Sainsbury's

A look at UK companies reporting earnings next week.

Antofagasta (full-year earnings 14 March)

Like many mining stocks, Antofagasta has rallied strongly over the past year, but in the last couple of months we have seen around 17% shaved off the share price. However, the improved pricing outlook seems to offer better times ahead. Cost-cutting and a reduction in operations has helped to ease the pressure on margins, and the expectation is that pre-tax profit will surge to over £700 million in 2016, from just over £200 million a year earlier. In addition, dividends are expected to recover as the miner seeks to return cash to shareholders. Moreover, dividend cover is 2.9 times so there is little risk of a drop in payouts any time soon.

The pullback over the past month or so has put a dent in the uptrend, but leaves it intact. Any recovery back above £7.80 would be the signal that the dip is over and more gains are on the way. A daily close below £7.22 would suggest further weakness, in the direction of £6.50.

Prudential (full-year earnings 14 March)

The long pullback from all-time highs in Prudential took it from £17.50 in early 2015 to a low of under £11 in 2016 (in February and June). Since then however, it has staged a remarkable recovery, with a furious dip in November around £13 being equally furiously bought. It is clear the pivot to Asia is proving sensible, and with earnings expected to double over the next five years, the forward P/E of around 13 is not particularly expensive. Full-year earnings are forecast to see £1.145 per share, down 9% year on year, while revenue is expected to rise by 50% to £61.9 billion.

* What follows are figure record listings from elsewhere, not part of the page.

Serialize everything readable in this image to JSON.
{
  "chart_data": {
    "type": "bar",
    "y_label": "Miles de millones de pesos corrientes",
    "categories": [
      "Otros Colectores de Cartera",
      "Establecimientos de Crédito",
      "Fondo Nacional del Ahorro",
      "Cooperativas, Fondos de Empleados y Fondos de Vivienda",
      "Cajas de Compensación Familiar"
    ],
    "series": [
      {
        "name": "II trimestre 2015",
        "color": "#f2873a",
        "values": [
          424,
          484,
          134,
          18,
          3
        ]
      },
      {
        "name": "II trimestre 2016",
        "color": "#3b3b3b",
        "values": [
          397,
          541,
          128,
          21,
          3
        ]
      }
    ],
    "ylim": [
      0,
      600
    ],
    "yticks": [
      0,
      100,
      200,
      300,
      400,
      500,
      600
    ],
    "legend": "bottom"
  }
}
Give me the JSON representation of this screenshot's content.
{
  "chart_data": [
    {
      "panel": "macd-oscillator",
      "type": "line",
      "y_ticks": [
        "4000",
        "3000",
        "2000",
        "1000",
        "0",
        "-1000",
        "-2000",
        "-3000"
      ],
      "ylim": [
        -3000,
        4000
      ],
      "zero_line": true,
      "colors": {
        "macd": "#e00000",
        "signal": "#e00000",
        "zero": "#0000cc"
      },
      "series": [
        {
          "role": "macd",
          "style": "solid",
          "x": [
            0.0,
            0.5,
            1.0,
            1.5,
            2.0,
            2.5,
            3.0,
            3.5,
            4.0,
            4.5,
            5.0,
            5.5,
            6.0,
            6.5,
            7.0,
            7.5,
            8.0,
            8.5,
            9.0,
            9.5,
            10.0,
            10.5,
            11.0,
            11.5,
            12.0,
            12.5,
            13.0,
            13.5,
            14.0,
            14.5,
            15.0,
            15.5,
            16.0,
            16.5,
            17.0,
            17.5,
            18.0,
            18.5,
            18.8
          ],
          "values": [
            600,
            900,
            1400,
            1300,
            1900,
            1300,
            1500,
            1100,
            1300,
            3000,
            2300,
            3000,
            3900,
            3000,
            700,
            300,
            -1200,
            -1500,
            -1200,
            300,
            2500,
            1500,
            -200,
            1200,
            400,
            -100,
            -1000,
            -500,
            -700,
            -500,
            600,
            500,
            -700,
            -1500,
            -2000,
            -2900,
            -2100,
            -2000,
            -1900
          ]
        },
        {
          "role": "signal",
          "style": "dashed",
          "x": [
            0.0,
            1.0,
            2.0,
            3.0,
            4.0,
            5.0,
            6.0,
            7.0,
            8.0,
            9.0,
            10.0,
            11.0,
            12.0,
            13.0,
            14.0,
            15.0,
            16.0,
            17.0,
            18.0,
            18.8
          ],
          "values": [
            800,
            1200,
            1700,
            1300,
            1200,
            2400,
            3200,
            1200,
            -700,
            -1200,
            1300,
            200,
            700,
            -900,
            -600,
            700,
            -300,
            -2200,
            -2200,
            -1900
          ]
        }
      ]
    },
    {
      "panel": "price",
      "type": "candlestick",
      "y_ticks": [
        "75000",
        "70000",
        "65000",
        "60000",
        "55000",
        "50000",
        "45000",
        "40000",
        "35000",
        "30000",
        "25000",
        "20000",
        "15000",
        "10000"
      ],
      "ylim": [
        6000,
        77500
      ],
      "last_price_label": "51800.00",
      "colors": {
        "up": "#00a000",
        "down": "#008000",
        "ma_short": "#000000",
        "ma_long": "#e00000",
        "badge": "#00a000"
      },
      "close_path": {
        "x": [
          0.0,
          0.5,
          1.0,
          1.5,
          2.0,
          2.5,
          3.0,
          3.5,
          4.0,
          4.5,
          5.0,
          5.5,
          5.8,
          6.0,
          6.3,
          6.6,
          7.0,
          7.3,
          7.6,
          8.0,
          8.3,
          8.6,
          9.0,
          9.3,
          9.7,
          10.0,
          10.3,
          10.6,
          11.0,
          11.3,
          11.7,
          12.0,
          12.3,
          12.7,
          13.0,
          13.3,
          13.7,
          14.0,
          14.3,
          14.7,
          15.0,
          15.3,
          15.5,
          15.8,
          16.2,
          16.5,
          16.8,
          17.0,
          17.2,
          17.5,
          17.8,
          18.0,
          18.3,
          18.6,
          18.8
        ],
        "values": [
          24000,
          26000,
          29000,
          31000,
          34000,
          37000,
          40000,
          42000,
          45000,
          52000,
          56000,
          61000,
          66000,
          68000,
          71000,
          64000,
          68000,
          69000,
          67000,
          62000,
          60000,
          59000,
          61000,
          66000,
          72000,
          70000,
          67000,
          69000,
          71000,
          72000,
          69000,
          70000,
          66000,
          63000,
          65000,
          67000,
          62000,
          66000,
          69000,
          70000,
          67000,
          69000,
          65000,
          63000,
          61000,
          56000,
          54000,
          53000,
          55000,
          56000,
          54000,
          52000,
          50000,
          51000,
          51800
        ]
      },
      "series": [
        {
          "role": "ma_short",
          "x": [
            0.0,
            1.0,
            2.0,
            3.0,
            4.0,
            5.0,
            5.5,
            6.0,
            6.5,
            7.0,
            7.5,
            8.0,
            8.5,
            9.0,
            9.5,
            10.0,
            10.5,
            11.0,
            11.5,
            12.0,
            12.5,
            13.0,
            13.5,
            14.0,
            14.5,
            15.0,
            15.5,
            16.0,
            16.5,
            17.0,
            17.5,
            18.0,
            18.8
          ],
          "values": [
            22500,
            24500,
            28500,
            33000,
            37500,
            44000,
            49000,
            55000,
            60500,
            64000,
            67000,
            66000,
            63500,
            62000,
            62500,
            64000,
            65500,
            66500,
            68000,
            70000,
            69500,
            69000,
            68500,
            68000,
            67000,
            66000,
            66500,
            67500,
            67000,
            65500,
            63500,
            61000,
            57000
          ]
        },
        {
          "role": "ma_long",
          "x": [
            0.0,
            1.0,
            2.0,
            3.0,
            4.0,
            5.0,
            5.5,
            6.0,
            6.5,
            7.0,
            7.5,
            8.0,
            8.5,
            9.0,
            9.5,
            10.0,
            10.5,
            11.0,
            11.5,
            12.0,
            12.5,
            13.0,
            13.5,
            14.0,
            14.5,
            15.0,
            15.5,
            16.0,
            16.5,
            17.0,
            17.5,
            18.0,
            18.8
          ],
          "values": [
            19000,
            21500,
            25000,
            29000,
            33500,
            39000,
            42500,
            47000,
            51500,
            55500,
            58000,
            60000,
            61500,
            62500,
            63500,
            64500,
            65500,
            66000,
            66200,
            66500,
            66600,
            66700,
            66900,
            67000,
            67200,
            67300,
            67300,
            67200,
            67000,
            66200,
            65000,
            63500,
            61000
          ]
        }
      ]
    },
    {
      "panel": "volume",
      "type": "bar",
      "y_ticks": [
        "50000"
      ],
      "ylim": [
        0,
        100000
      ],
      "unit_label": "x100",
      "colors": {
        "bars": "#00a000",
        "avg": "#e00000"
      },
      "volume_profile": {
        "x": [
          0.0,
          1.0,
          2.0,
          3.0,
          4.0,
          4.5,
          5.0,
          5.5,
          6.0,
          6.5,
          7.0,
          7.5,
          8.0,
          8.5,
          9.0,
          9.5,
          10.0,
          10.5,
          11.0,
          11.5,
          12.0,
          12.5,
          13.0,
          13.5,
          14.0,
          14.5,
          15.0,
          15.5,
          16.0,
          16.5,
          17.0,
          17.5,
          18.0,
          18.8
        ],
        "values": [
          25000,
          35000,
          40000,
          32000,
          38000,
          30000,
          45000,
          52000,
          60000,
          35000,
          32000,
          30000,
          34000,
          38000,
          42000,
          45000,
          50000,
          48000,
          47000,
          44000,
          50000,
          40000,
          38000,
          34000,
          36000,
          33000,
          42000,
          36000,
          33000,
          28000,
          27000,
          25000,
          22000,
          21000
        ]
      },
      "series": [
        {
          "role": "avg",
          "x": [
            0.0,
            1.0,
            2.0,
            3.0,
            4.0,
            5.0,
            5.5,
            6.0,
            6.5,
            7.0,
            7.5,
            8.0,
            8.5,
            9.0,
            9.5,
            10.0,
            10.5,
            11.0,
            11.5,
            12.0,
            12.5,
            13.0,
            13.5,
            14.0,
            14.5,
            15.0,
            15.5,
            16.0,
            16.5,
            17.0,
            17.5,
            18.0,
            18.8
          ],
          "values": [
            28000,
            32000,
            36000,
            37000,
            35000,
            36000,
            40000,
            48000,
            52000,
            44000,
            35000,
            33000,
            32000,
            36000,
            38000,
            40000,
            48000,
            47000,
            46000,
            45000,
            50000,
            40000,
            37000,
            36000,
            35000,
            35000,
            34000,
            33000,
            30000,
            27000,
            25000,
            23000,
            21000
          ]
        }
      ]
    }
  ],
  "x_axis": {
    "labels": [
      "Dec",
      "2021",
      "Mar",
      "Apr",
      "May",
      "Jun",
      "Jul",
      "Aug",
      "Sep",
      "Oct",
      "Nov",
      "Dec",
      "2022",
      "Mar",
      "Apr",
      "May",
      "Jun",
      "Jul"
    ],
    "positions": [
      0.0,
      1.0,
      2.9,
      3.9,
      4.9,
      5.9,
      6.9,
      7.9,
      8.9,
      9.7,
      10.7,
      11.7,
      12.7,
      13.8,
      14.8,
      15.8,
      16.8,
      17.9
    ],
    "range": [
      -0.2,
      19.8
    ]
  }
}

A dip at the end of January saw buyers enter around £15.20, but gains since then have run into difficulty around £16.50. A daily close above here would target £16.88 and then back to the all-time high at £17.61.

Sainsbury’s (Q4 earnings 16 March)

Earnings from the big supermarkets are always closely watched for clues about consumer spending, as much as for indications of performance for the firm itself. Sainsbury’s market share declined in the 12 weeks to 28 February, according to Kantar data, but only slightly, with the big four managing to hold their ground against German competitors, Aldi and Lidl. Higher costs due to a weaker pound continue to be the major bugbear here, along with a tight pricing environment that limits Sainsbury’s ability to raise prices. At 13.2 times forward earnings, the shares are now looking rather expensive (versus a five-year average of 11.4). Last time they were this expensive was in spring 2015 and 2016, after which they fell heavily to support around 220p.

Upward momentum has stalled at 270p in 2017 so far, thus it looks like those valuation concerns are coming home to roost. Further share price weakness would head towards 244p, the 200-day simple moving average, and then down to 220p, where significant support has been found since late 2014. Down here the shares are a bargain, but at present levels they look rather pricey.